SImodels <- plot_grid(pAccuracyR2, pModelDiff, taskOrderP, nrow = 1, labels = 'auto')
SImodels

ggsave('../plots/SImodels.pdf', SImodels, width = 9, height = 3, units = 'in')

Model paramers and performance

paramPerf <- plot_grid(pLambda,pBeta, pTau, ncol = 3, labels = 'auto')
## Warning: Removed 26 rows containing non-finite values (stat_smooth).
## Warning: Removed 26 rows containing missing values (geom_point).
## Warning: Removed 14 rows containing non-finite values (stat_smooth).
## Warning: Removed 14 rows containing missing values (geom_point).
## Warning: Removed 42 rows containing missing values (geom_smooth).
## Warning: Removed 29 rows containing non-finite values (stat_smooth).
## Warning: Removed 29 rows containing missing values (geom_point).
paramPerf

ggsave('../plots/paramsPerf.pdf', paramPerf, width = 9, height = 5, units = 'in')
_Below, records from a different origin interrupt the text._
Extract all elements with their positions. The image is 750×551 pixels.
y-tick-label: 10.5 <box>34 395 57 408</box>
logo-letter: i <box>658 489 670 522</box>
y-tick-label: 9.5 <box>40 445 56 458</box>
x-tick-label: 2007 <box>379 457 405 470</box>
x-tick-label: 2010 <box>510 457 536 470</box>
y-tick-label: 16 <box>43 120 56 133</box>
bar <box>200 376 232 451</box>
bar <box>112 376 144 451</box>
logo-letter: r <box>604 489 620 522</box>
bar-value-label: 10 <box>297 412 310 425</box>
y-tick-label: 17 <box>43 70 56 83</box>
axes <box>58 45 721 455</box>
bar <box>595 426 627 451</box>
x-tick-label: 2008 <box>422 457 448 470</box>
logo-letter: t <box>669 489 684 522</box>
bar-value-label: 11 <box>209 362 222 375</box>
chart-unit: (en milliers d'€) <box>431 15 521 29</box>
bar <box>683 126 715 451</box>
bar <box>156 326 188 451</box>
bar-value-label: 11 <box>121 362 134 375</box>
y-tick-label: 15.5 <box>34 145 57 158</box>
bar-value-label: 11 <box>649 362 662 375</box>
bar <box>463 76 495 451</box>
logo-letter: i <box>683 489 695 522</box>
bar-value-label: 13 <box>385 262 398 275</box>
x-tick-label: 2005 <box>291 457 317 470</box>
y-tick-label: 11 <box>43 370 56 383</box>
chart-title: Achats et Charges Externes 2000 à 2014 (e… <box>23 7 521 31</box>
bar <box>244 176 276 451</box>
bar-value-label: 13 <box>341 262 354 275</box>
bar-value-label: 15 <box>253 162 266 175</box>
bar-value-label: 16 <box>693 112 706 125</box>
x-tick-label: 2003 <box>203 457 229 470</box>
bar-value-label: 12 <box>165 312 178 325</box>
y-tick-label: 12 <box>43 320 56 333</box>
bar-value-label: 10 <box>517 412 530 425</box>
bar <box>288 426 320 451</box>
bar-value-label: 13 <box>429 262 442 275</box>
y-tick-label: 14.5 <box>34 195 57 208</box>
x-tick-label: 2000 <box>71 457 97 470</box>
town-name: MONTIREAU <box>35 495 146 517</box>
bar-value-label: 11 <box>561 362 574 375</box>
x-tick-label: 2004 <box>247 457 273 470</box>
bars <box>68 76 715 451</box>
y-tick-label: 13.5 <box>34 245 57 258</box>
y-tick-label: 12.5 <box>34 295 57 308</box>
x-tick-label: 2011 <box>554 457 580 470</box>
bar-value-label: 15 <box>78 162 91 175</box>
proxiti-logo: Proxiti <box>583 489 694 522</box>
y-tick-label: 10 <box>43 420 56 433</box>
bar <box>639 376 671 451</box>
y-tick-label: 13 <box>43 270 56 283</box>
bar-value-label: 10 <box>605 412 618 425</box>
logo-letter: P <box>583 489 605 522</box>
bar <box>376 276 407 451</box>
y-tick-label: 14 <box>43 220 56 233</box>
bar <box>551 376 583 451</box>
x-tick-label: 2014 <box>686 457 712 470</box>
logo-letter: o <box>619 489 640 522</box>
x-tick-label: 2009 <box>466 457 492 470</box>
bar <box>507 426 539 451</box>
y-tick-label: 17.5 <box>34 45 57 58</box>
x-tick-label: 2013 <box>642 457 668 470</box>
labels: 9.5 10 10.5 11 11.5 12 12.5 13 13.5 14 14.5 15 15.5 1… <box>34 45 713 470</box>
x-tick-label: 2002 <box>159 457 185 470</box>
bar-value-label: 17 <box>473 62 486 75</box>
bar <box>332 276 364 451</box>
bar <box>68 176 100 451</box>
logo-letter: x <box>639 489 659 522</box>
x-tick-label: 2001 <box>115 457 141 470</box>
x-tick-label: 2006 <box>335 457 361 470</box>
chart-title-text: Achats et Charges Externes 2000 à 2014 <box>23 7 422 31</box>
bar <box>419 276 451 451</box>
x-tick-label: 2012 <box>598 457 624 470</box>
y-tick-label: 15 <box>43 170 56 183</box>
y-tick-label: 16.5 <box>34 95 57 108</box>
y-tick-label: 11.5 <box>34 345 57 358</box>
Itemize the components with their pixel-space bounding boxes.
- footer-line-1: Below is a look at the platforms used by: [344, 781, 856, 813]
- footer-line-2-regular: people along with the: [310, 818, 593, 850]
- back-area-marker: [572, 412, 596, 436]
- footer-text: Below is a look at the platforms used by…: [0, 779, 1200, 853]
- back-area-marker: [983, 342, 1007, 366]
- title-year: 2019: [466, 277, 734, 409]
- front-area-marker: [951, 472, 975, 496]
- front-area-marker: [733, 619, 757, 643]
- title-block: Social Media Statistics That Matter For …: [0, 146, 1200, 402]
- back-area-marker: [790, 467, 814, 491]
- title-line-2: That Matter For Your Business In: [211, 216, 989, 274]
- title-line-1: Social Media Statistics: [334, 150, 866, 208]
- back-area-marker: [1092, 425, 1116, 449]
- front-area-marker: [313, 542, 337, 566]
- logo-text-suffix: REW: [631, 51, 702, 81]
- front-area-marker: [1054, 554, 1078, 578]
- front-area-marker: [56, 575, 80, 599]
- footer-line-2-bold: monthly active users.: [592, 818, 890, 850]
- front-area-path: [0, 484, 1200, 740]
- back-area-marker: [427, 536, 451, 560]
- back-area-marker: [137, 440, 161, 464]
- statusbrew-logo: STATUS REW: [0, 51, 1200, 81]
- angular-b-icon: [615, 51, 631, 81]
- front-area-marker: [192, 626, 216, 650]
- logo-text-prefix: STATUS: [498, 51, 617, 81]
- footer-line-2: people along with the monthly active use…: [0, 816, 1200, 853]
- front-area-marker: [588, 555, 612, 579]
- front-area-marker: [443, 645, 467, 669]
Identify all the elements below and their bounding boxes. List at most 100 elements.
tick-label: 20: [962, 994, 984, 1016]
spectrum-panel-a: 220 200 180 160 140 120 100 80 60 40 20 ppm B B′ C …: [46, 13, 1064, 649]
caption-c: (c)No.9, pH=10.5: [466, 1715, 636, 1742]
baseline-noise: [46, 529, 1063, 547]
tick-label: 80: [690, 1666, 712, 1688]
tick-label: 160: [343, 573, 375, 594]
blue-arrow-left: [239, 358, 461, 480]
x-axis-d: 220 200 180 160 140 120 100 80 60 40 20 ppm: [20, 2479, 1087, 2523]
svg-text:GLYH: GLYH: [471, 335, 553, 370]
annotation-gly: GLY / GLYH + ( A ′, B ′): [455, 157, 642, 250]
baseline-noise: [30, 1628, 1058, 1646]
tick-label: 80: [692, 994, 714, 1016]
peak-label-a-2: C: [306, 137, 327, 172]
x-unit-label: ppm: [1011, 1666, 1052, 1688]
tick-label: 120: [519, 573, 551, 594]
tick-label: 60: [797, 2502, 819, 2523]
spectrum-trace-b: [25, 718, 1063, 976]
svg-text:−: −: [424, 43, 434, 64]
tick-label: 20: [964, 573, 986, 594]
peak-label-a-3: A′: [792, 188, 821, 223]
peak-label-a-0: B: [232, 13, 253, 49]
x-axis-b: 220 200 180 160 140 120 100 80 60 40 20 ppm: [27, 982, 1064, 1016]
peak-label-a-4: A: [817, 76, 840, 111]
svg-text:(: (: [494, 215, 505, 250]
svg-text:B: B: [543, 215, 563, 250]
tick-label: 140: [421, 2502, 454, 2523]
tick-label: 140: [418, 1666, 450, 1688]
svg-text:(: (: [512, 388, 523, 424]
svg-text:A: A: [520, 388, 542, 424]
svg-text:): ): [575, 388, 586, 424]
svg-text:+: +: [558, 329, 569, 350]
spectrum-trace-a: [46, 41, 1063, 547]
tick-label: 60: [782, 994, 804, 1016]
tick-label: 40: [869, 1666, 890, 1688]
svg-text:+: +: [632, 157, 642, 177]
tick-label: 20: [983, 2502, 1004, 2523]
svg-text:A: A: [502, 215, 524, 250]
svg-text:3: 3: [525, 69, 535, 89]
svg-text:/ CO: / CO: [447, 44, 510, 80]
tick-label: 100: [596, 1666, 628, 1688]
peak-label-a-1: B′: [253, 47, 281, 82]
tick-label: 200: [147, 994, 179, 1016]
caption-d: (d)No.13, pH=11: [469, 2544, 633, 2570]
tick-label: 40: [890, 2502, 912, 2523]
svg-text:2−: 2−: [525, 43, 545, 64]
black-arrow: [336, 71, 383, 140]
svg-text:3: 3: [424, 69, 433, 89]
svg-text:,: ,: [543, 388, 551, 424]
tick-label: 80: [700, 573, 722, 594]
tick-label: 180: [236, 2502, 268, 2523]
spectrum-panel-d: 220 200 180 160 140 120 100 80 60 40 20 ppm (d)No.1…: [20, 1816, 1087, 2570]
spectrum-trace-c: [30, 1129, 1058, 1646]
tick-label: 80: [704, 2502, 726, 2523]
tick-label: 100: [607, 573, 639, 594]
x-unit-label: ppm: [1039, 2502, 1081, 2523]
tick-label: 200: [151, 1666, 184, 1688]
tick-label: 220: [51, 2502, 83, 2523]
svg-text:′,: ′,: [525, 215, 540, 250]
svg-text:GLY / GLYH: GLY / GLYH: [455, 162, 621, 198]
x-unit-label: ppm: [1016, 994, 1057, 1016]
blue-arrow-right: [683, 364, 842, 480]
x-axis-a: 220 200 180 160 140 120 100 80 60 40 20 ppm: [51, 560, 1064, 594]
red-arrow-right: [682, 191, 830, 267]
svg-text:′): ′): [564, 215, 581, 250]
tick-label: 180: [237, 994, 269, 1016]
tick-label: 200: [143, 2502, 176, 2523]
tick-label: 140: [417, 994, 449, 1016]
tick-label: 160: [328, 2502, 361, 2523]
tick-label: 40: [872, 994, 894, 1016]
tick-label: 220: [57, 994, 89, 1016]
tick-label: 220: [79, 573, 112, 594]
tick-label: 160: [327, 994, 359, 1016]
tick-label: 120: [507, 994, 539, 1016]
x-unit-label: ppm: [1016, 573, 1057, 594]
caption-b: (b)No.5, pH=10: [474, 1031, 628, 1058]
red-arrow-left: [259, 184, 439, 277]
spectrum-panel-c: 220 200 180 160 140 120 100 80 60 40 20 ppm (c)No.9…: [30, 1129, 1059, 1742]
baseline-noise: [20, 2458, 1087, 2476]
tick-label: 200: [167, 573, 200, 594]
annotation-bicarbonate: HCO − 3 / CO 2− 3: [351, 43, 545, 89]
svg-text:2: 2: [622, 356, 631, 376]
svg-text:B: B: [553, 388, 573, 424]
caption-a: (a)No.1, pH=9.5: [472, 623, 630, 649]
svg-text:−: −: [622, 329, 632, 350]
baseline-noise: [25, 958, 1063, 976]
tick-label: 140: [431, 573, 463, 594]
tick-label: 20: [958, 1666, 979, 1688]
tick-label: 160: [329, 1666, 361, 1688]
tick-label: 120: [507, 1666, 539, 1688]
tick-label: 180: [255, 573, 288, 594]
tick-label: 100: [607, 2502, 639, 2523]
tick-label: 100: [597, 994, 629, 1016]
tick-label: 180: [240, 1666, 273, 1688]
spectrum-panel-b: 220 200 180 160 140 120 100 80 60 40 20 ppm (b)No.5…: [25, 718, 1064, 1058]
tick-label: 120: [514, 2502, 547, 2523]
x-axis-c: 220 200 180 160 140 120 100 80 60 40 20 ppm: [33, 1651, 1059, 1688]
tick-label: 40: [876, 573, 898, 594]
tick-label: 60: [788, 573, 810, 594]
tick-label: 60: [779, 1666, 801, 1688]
Comparing exploration bonus and temperature

explorationComparison <- plot_grid(explorationConceptual, explorationSpatial, rel_widths = c(1,1.3),labels='auto')
explorationComparison

ggsave('../plots/explorationComparison.pdf',explorationComparison, width = 7, height = 3, unit='in', useDingbats=F)

Parameters of the BMT and Shepard Kernel models

ggsave('../plots/BMTParams.pdf',BMTparameterPlots, width = 12, height = 4, unit='in', useDingbats=F)
ggsave('../plots/ShepardParams.pdf',shepardParamPlots, width = 16, height = 4, unit='in', useDingbats=F)

References

Jäkel, Frank, Bernhard Schölkopf, and Felix A Wichmann. 2008. “Similarity, Kernels, and the Triangle Inequality.” Journal of Mathematical Psychology 52 (5). Elsevier: 297–303.

Rigoux, Lionel, Klaas Enno Stephan, Karl J Friston, and Jean Daunizeau. 2014. “Bayesian Model Selection for Group Studies—Revisited.” Neuroimage 84. Elsevier: 971–85.

Stephan, Klaas Enno, Will D Penny, Jean Daunizeau, Rosalyn J Moran, and Karl J Friston. 2009. “Bayesian Model Selection for Group Studies.” Neuroimage 46. Elsevier: 1004–17.